2010 ve 2011’in çok popüler konuları olan grup alışveriş için 2012 çok iyi geçmedi. Özellikle Amerika’da Groupon’un halka arzından sonra büyük bir düşüş yaşaması ve sosyal medyada bu alışveriş tipi ile ilgili çıkan olumsuz söylemler bu tip bir tüketime karşı soru işaretlerini arttırdı. Öte yandan özel alışveriş tüm dünyada olduğu gibi Türkiye’de de hızlı yükselişini sürdürdü. Her ne kadar bu tarafta Türkiye’de Alman bir yatırım grubunun hızlı giriş ve çıkışı yaşanmış olsa da sektör halen cazibesini sürdürüyor.

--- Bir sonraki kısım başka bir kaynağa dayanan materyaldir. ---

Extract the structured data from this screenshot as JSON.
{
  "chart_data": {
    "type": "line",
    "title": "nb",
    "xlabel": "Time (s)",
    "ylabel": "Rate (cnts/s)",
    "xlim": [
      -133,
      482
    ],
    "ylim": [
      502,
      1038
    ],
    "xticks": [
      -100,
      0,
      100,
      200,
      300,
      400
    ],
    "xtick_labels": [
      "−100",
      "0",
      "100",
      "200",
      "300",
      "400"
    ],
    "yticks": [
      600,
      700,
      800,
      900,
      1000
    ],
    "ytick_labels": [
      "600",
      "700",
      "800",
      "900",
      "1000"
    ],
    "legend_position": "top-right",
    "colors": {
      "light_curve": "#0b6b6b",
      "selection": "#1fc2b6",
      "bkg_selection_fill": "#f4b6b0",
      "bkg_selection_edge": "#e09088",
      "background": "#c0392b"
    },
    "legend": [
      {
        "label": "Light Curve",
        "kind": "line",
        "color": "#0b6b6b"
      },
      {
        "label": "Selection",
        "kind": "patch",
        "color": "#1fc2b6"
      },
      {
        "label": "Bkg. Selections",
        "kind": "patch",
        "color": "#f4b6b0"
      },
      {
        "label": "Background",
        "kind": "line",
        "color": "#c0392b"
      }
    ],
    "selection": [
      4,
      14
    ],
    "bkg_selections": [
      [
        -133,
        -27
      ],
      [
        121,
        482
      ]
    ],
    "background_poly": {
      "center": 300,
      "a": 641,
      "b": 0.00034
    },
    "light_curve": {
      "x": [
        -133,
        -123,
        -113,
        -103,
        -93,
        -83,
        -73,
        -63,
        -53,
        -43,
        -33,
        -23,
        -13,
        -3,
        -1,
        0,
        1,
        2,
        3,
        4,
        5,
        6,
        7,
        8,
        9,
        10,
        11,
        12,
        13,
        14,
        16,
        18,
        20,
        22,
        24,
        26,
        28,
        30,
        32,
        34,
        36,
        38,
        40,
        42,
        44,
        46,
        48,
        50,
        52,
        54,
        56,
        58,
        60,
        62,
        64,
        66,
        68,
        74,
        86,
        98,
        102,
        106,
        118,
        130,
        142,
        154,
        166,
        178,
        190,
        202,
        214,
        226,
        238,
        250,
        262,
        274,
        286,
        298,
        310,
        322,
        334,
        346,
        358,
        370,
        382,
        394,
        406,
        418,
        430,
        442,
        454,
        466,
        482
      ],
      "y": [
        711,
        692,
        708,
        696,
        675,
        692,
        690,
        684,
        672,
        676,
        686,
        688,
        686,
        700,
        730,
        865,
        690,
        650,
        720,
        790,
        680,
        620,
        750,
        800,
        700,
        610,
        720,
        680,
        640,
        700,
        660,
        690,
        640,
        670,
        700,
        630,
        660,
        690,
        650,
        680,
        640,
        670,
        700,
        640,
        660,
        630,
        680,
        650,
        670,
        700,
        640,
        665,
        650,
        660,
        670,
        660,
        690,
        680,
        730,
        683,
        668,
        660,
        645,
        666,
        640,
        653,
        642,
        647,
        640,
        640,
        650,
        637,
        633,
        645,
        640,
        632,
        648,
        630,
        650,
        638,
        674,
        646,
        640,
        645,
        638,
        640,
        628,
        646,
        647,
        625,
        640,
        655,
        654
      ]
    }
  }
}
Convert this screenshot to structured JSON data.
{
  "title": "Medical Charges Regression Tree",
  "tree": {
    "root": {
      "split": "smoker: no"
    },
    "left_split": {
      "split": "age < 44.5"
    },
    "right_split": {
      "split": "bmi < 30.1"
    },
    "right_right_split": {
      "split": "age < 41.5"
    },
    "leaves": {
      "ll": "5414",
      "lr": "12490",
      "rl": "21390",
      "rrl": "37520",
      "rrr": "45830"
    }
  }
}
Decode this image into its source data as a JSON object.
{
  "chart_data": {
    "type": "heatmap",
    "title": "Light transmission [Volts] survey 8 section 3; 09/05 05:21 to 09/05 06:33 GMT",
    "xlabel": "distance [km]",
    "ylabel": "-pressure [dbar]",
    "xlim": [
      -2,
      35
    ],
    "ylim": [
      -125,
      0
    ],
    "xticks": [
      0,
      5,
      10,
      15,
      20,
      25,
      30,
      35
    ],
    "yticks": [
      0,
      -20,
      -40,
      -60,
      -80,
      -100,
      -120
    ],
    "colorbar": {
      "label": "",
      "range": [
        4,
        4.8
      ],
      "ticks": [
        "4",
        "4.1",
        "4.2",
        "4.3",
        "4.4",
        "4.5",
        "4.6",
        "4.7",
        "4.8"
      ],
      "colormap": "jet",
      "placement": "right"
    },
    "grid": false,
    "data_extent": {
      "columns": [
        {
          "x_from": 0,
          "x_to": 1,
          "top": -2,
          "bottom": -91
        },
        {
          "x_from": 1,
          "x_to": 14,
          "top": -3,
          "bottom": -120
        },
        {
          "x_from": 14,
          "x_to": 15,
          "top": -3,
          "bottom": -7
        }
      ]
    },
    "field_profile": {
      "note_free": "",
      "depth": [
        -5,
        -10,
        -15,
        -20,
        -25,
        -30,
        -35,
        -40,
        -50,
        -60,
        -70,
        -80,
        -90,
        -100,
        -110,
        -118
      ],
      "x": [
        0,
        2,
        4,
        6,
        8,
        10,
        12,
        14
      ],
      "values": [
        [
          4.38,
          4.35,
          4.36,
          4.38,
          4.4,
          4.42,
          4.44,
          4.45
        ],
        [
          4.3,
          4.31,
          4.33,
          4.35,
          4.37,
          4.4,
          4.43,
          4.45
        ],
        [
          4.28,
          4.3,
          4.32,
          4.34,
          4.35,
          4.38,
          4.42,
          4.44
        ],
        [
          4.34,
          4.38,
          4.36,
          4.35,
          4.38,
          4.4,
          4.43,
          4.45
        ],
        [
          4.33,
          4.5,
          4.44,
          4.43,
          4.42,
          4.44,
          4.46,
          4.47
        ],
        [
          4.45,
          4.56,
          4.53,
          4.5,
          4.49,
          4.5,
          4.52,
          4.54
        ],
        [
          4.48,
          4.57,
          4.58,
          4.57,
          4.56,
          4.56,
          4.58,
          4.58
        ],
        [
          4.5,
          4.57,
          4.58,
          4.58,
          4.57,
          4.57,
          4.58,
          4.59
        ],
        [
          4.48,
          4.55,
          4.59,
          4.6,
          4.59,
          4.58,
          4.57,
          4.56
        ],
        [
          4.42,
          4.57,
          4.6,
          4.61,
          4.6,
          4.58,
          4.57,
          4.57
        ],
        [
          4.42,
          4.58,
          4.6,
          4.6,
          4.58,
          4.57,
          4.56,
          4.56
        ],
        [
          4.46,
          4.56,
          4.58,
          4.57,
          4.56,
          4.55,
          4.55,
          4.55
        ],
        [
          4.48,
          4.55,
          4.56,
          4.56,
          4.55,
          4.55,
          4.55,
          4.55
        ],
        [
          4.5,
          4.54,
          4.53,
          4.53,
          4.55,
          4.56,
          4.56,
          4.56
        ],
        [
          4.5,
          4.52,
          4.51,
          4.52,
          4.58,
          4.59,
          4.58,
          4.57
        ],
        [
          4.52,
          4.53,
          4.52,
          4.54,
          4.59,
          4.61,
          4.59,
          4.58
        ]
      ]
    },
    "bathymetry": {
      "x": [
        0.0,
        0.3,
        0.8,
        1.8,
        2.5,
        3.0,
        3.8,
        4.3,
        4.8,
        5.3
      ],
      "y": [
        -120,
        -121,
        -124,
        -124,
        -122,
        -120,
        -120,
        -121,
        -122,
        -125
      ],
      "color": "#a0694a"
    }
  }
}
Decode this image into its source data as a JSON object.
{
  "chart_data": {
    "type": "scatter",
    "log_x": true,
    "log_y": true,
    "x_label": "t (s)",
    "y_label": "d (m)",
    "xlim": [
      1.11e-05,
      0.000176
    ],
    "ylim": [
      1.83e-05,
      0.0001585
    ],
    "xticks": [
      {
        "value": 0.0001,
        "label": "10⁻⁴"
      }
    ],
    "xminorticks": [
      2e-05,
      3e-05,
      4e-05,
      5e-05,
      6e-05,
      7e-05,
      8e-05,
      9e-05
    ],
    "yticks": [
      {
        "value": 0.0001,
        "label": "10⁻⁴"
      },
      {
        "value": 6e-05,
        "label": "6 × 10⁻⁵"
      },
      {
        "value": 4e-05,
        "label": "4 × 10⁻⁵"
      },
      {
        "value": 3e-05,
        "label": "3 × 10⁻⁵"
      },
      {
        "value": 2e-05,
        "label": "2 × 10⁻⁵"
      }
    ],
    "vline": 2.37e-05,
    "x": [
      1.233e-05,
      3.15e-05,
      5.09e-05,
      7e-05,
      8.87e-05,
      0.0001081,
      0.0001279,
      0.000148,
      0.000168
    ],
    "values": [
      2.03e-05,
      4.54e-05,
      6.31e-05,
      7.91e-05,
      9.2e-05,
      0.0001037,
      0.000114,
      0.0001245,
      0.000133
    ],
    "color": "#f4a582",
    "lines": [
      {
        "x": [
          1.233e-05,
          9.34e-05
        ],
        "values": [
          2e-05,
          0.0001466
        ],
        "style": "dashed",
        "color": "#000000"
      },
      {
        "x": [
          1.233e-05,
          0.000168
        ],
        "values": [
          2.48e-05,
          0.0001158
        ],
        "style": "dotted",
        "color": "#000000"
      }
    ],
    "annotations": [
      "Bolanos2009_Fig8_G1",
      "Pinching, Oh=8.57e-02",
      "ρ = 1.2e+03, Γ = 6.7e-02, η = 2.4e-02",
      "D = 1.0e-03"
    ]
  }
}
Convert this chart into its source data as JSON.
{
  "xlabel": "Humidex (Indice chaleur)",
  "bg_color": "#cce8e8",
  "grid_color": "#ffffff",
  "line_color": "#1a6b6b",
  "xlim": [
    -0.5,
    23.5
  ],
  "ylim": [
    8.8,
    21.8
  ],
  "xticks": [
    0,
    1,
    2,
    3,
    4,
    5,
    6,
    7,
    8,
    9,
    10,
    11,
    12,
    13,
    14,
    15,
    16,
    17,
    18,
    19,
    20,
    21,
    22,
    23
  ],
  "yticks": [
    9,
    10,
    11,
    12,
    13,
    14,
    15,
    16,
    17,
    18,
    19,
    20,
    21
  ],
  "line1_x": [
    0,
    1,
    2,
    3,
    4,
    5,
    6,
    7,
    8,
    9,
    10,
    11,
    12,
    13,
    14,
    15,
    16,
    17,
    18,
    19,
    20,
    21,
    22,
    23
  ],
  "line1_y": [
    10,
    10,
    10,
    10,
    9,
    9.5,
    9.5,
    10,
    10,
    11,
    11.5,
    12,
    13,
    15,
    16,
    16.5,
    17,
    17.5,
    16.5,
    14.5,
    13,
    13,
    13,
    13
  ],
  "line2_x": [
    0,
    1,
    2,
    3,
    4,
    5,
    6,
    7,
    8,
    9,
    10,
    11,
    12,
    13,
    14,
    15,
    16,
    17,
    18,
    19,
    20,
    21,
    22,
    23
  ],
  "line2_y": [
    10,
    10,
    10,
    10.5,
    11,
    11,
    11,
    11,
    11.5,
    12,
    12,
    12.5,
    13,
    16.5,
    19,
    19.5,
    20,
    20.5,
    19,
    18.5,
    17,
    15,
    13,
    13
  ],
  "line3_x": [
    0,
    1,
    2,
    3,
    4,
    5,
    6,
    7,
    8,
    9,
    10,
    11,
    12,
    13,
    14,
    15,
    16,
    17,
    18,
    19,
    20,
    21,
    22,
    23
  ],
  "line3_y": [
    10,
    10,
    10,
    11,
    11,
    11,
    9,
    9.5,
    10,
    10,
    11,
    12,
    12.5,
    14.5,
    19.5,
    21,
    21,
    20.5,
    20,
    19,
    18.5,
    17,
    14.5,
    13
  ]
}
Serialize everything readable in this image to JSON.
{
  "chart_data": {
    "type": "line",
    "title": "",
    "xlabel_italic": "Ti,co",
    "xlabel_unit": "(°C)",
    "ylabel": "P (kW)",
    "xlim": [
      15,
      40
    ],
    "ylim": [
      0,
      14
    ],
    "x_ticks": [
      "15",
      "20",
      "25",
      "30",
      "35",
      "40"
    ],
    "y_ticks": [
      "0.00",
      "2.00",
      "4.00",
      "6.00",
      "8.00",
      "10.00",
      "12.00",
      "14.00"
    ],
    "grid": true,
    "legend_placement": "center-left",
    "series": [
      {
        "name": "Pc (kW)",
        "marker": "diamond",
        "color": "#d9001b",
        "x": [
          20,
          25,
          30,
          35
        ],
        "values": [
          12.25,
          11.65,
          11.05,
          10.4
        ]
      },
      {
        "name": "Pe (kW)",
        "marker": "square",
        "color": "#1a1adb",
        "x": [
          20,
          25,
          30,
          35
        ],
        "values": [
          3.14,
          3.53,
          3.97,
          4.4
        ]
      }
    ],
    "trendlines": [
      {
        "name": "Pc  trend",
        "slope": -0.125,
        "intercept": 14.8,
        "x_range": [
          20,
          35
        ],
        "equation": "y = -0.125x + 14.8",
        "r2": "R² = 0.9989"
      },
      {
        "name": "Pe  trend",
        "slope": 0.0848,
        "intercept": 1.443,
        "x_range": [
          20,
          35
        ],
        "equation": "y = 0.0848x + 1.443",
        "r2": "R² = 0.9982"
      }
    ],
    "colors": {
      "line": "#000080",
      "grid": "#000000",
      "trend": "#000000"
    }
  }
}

Basında son bir yıldır hep yeme-içme sektöründe yatırımları ile gündeme gelen Doğuş Grubu’nun Güney Kore’nin önde gelen Internet şirketlerinden SK Group ile birlikte gerçekleştirdikleri Bonubon ve Numaraonbir.com ve şu anda ücretsiz sunulan video platformu VDYO, 2013’ün takip edilmesi gereken konuları olarak karşımıza çıkıyor.

Hepinize sağlıklı, başarılı, barış ve teknoloji dolu bir yeni yıl diliyorum…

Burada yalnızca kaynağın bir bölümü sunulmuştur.